3) Quelle est l’incidence de l’absence de SCOT sur les choix communaux en matière d’urbanisme ? Quelle sera l’incidence de l’élaboration d’un SCOT sur les choix communaux en matière d’urbanisme ?

4) Quelle est l’incidence de la loi dite « entrées de villes » sur les choix communaux en matière d’urbanisme ?

_____________________________________

En définitive, après avoir reçu vos explications, le maire de Peticoin décide de maintenir pour l’instant le POS de 1992.

Celui-ci comporte une zone « UC » dotée d’un COS de 0,60.

Monsieur Lebreton est propriétaire d’une maison de 200 m2 de SHON implantée sur un terrain de 300 m2. Pour améliorer le confort des combles, il souhaite transformer le toit à deux versants en un toit « à la Mansart » à quatre versants.

*

Monsieur Lebreton vous consulte :

1) Ce type de travaux exige-t-il une déclaration de travaux ou une demande de permis de construire ?

2) Le dossier doit-il être établi par un architecte ?

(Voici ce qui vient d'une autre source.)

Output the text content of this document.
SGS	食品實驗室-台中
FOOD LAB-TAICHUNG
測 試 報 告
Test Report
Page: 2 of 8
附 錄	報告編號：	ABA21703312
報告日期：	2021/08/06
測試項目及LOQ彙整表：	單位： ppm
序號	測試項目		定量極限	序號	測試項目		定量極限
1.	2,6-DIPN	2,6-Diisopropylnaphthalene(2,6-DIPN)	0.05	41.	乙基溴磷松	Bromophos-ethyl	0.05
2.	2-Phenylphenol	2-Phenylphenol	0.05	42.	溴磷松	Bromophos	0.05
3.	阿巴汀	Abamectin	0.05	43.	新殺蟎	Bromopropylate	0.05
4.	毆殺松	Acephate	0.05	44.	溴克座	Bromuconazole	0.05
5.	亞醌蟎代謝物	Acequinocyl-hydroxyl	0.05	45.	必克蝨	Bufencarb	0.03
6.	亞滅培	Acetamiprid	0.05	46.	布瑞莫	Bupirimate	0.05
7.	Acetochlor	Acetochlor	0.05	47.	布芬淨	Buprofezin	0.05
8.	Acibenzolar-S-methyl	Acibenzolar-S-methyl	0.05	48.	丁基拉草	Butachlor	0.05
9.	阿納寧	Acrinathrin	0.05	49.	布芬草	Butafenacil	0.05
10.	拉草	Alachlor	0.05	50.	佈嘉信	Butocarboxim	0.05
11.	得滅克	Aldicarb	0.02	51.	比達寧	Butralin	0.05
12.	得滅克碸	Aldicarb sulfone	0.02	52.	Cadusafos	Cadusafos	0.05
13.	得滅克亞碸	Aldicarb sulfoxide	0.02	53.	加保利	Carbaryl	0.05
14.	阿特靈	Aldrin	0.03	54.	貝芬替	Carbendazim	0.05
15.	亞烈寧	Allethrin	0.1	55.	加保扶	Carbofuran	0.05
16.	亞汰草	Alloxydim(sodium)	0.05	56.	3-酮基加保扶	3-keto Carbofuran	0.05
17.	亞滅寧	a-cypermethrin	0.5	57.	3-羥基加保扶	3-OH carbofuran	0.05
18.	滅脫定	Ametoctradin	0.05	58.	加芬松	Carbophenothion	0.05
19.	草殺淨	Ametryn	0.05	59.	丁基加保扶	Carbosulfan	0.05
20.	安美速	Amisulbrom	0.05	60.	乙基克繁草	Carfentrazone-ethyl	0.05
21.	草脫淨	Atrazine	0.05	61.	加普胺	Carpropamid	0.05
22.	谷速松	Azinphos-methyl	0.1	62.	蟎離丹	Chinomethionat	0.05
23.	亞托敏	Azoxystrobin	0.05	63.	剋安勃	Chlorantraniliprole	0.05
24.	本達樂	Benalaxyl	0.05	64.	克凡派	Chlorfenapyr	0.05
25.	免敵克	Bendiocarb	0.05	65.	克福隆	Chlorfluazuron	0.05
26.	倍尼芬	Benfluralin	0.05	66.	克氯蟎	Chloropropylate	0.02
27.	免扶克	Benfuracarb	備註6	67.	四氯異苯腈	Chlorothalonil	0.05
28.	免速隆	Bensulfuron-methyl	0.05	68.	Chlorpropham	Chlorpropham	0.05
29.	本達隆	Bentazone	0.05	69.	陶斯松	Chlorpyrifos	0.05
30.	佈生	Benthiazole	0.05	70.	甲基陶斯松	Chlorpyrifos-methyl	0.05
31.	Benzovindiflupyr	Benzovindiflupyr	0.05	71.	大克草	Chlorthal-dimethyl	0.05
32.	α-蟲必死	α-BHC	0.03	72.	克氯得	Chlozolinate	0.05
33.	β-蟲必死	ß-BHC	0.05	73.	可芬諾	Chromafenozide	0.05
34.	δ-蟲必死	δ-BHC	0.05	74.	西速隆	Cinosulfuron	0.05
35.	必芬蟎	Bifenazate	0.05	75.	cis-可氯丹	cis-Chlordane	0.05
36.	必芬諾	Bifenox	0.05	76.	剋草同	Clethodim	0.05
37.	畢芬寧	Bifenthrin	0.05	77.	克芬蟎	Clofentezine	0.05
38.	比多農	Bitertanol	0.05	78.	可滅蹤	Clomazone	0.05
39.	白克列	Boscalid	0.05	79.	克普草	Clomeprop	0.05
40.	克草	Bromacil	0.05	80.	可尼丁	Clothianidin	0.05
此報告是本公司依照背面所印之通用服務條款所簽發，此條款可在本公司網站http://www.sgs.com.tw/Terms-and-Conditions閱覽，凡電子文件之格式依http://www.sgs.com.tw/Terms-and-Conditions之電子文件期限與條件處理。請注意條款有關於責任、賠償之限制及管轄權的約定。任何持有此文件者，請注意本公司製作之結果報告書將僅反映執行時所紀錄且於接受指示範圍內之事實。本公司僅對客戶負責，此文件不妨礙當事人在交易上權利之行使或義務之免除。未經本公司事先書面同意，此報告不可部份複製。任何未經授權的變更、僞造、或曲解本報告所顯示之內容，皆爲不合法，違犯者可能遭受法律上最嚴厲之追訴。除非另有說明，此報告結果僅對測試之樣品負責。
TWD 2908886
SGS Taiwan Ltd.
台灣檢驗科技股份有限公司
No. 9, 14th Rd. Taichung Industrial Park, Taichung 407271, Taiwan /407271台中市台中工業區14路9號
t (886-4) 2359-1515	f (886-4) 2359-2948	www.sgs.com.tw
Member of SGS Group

3) Quel service instruira le dossier ? Quel sera le délai d’instruction ? Qui sera compétent pour délivrer l’autorisation ?

4) Les travaux projetés seront-ils autorisés ?

Sujet n°2 “Aménagement”

I - LOTISSEMENTS :

Dans quels cas la division d’une unité foncière, bien que créant plus de 2 lots destinés à l’implantation de constructions (ou de 4 en cas de succession) n’est-elle pas assujettie à la procédure de lotissement

Illustrez ces cas d’exemples précis. (3 points)

Quel est le contenu d’une demande d’autorisation de lotir ? Comment se traduit la décision et quels en sont ses effets ? (3 points)

* * *

Un propriétaire privé dispose de 3 hectares de terrain classés en zone NA, urbanisables dans le cadre d’une opération d’ensemble, à la périphérie de la commune dont vous êtes le maire. Ce propriétaire a contacté un lotisseur et un promoteur afin de leur céder son terrain pour y réaliser :

= soit un lotissement

= soit une opération groupée d’habitat individuel

En tant que Maire et après avoir appréhendé la nature de chacun de ces projets, et leurs spécificités urbanistique et réglementaire, lequel recueillerait votre assentiment et pour quelles raisons ? (4 points)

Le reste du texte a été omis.